Posts Tagged ‘railroad carload traffic’

Intermodal Growth Seen Continuing into 2021

December 13, 2020

A railroad industry consulting firm has predicted that intermodal traffic will continue growing in 2021 but carload traffic will continue to struggle to recover from the COVID-19 pandemic.

FRT Transportation Intelligence predicted that intermodal traffic will increase by 5.4 percent in 2021 with most of that growth attributed to retailers restocking their inventories due to consumer demand.

Domestic container volume will rise by 6.2 percent while trailer volume is expected to hold steady.

The latter has been in decline in recent years but has received a boost in recent weeks by tight capacity in the trucking industry and a shortage of truck drivers.

FRT projects international intermodal volume to increase by 5.4 percent in 2021.

Todd Tranausky, vice president of rail and intermodal at FTR, said last week that those who still have jobs have shifted their discretionary spending from services to consumer goods as a result of pandemic-related factors such as social distancing.

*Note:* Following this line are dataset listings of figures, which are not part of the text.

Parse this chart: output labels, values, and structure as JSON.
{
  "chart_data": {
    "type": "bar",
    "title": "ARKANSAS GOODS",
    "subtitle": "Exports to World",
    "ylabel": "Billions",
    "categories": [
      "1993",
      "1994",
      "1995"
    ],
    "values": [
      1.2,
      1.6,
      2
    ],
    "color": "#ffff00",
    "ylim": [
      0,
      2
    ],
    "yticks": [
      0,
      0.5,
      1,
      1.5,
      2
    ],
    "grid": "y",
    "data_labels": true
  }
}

Intermodal volume in past years has declined after its fall peak, but that had not been the case this year, Tranausky said.

Tranausky said a variable that could affect intermodal volume is the distribution of COVID-19 vaccines.

If vaccines help led to a diminishing of the pandemic in the second half of next year that could prompt consumers to begin spending again on such services as restaurants, theaters and cultural events.

In the meantime, FTR expects intermodal volume for 2020 to be 2.5 percent below 2019 levels despite increases in recent months in intermodal traffic.

As for carload traffic, it is tied to industrial production, which has lagged during the pandemic as it struggles to reach pre-pandemic levels.

Except for coal, agriculture and anything tied to crude oil, FRT expects carload traffic in 2021 to be flat.

The consulting firm sees some recovery in the first quarter and that second quarter year-over-year numbers will show large gains due to being compared to the pandemic-related traffic levels of 2020. 

Tranausky said carload volumes in the third and fourth quarters of 2021 will hinge on how the pandemic and consumer spending unfold, as well as whether there’s a federal stimulus and what shape it takes.